Dear Google: what happened? Android sales are falling. Chrome has become a bloated hog. Analysts are calling you the new Microsoft, or, much worse, “the new Yahoo!” And most damning of all: you have squandered our trust. You used to be special, Google. Or at least we used to believe you were special. But you seem more and more like just another megacorporation.
Does that sound harsh? Consider the Zoe Keating kerfuffle:
YouTube gave Keating a take-it-or-leave contract, some terms of which were unacceptable to her. Some of the terms were also pretty hard to understand […] As YouTube now explains it — following a public debate following Keating’s blog post — Keating has a relatively simple choice […] These responses go against descriptions of the agreement presented to Keating (and transcribed by her) by YouTube previously, and presumably represent an update to the contract’s terms.
At best, Google is guilty of incredibly confusing and heavy-handed communication, something they have long been (rightly) accused of. At best. But, as Jamie Zawinski put it:
This sounds like Google using the same strategy they used with Google Plus: instead of creating a new service and letting it compete on its own merits, they’re going to artificially prop it up by giving people no choice but to sign up for it. Except in this case the people being strong-armed are the copyright holders instead of the end users. (So far, that is! Wait for it.)
Consider “Never trust a corporation to do a library’s job“:
As Google abandons its past, Internet archivists step in to save our collective memory … Google Groups is effectively dead … Google News Archives are dead … Projects that preserve the past for the public good aren’t really a big profit center. Old Google knew that, but didn’t seem to care […] The desire to preserve the past died along with 20% time, Google Labs, and the spirit of haphazard experimentation.
…or, as VICE puts it: “Google, a Search Company, Has Made Its Internet Archive Impossible to Search.”
Remember the good old days, a decade ago, when everyone admired everything Google did? What happened?
…I believe I may have an answer or two to that question.
Google has long been a bizarre swan of a company. To the casual eye, it’s a billion Android phones playing YouTube videos, its nonpareil search engine, plus its Google X moonshots and miracles, robot dogs rescued from the military, SpaceX funding rounds, etc, all cruising effortlessly along. Call that Awesome Google. But under the waterline, a gargantuan advertising machine paddles desperately, propelling Awesome Google towards its applause. Call that Mammon Google.
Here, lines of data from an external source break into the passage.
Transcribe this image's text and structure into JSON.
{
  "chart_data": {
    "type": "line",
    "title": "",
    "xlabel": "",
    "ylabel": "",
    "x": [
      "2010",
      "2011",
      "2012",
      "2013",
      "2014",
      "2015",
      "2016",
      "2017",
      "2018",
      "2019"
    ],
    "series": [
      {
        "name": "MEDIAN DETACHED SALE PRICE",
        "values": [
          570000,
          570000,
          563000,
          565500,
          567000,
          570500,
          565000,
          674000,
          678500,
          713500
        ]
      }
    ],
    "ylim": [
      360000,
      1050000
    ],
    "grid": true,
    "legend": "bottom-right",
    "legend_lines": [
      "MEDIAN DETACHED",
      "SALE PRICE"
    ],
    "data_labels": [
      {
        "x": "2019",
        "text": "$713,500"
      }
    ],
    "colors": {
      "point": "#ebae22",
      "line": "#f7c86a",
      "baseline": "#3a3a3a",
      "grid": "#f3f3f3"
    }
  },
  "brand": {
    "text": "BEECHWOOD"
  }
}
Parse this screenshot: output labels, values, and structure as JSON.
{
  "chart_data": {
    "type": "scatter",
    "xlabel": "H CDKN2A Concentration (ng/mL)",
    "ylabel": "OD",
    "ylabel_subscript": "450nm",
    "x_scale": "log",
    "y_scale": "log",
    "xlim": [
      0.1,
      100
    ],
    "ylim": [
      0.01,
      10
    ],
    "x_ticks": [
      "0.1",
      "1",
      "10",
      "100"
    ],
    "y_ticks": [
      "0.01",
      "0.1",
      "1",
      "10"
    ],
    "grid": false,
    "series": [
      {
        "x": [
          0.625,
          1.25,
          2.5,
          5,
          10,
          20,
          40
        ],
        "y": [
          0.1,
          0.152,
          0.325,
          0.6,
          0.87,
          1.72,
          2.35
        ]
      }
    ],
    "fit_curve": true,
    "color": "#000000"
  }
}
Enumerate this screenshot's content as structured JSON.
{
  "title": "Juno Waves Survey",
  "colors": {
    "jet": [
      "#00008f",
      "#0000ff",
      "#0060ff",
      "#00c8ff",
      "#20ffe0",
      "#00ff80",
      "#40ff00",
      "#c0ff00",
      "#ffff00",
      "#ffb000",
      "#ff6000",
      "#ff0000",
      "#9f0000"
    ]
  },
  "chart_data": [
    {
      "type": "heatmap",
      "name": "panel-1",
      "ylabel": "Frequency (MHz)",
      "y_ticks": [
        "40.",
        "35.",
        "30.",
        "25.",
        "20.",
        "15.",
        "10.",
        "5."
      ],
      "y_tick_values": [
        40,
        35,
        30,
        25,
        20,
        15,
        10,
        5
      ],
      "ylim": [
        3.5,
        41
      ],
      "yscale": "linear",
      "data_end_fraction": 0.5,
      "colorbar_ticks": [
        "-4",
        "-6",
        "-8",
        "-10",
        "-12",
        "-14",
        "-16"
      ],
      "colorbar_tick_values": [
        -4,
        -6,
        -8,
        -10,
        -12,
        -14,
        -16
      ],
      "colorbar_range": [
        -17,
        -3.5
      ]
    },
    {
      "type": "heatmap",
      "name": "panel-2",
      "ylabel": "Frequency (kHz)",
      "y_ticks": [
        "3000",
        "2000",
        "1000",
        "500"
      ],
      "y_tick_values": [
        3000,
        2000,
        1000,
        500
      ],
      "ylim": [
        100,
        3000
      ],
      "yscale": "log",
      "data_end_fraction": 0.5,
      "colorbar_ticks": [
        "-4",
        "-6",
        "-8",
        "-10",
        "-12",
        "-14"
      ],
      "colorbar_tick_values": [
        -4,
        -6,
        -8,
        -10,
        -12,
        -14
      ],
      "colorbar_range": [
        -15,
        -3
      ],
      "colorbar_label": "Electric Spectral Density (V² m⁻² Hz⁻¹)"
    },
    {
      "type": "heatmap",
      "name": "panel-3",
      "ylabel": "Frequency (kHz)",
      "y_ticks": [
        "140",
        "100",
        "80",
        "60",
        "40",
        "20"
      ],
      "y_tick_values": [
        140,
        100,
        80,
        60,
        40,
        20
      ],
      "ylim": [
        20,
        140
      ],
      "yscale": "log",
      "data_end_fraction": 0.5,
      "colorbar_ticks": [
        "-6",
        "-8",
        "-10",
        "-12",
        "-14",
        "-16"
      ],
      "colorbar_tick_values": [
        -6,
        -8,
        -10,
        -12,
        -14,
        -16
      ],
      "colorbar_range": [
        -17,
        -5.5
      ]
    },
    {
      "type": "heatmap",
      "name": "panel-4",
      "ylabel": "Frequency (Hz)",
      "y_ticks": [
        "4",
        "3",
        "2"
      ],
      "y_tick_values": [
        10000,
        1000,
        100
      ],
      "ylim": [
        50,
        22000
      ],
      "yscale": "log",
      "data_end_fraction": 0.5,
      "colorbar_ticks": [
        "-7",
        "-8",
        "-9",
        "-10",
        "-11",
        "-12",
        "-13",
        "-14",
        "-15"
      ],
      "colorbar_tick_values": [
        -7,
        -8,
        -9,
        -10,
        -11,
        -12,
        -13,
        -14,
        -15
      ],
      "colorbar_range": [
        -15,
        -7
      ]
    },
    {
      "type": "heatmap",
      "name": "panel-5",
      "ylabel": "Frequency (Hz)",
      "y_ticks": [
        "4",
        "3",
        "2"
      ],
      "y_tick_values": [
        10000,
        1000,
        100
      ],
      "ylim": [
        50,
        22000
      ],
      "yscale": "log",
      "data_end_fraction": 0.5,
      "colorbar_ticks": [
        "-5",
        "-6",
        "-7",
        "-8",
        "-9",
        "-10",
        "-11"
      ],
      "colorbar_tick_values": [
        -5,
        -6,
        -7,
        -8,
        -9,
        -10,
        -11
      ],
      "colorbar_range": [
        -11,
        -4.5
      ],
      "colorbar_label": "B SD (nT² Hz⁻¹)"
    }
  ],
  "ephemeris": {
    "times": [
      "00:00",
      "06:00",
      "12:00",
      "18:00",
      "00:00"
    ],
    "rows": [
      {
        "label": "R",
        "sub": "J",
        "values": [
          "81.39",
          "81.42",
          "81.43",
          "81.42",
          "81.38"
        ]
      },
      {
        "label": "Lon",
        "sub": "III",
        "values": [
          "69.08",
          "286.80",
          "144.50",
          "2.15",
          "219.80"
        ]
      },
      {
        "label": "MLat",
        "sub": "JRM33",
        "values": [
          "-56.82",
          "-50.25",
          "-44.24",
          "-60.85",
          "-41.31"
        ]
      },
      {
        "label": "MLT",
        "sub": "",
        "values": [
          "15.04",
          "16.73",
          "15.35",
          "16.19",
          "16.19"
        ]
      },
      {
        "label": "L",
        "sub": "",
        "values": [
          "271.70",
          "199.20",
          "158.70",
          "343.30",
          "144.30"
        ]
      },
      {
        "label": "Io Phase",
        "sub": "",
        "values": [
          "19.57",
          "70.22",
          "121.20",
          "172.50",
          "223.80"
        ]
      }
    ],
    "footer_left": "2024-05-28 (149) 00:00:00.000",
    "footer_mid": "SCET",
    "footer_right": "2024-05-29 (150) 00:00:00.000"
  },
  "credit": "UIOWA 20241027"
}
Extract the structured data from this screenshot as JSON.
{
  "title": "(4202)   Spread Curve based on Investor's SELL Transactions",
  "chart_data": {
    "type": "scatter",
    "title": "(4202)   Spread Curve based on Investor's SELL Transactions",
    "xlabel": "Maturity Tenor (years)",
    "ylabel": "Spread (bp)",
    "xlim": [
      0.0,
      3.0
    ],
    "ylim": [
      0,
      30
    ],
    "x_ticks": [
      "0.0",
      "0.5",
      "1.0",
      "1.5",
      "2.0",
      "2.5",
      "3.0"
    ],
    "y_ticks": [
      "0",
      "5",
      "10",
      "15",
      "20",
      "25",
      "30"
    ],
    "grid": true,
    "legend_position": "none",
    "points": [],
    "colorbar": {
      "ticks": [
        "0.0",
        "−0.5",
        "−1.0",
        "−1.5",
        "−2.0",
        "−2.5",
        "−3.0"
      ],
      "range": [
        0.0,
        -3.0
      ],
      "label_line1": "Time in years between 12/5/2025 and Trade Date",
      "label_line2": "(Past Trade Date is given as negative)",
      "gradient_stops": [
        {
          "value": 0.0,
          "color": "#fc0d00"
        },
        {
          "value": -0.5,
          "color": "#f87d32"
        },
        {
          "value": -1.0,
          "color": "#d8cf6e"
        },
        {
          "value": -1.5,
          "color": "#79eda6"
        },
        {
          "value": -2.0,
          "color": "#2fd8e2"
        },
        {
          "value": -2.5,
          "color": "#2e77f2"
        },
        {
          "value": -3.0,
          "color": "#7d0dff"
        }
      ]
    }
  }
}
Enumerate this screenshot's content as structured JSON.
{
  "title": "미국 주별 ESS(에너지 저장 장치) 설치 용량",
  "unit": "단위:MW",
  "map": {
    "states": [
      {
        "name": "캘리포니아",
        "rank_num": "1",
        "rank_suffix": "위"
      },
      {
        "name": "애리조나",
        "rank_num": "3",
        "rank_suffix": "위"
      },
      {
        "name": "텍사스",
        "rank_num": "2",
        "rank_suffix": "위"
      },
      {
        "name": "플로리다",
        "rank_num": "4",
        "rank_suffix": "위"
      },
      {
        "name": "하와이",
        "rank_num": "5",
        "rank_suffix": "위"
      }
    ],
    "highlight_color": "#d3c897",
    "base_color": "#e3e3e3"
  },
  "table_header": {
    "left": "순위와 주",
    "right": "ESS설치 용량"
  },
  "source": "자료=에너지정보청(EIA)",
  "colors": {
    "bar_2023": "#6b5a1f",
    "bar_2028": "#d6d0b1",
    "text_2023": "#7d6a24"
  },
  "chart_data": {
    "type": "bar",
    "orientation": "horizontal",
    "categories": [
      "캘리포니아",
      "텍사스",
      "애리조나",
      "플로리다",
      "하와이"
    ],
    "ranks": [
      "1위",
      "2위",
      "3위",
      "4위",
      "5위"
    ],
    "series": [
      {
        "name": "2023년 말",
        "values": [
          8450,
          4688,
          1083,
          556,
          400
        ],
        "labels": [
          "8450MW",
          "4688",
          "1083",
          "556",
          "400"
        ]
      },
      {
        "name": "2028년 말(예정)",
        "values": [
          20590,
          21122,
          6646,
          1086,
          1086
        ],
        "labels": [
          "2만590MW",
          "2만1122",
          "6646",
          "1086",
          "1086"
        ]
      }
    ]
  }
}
For all those analysts cavils, Mammon Google is still a colossal money-making machine, and both it and Awesome Google employ thousands of the smartest people alive (including — disclaimer/disclosure — multiple personal friends.) I fully expect Google to overcome the business challenges it faces…
…but I no longer expect to be particularly happy about this.
We’ve all been conditioned to see Awesome Google, but of late, Mammon Google seems harder and harder to ignore. Why is this? There seems to be no need for this. Mammon is still pouring money into Awesome. So what happened to the golden glory-days Google we knew and loved?
It’s true what Ben Thompson of Stratechery says: Google today is very reminiscent of Microsoft in the 90s. They too were the beneficiary of a seemingly endless, unassailable, firehose of money. But instead of spending that money on moonshots, Microsoft became a much-loathed corporate predator that wasted colossal amounts of time and money on infighting and horrors like Microsoft Bob and Windows Vista. Why has Google apparently taken a few steps down that cursed primrose path? Why is Mountain View in danger of becoming the new Redmond?
Why indeed. It turns out that Google is literally the new Microsoft:
(And we’re not just talking about low-level engineers here. Vic Gundotra, the former head of Google Plus, was a former Microsoft executive; which kind of explains a lot.)
This may help to explain why Google is, I believe, slowly but steadily losing our trust. Nowadays, when you interact with Google, you don’t know if you’ll be talking to Awesome Google; Mammon Google; …or a former Microsoftian whose beliefs and values were birthed in Redmond, and who, as a result, identifies a whole lot more with Mammon — and with bureaucratic infighting — than with Awesome.
Say what you like about Apple, and I can complain about them at length, you always know what to expect from them. (A gorgeous velvet glove enclosing an exquisitely sleek titanium fist.) But Google seems increasingly to have fragmented into a hydra with a hundred tone-deaf heads, each with its own distinct morality and personality. That wouldn’t matter so much if trust and awesomeness — “don’t be evil!” “moonshots!” — weren’t so intrinsic to the Google brand … which, to my mind, gets a little more tarnished every year.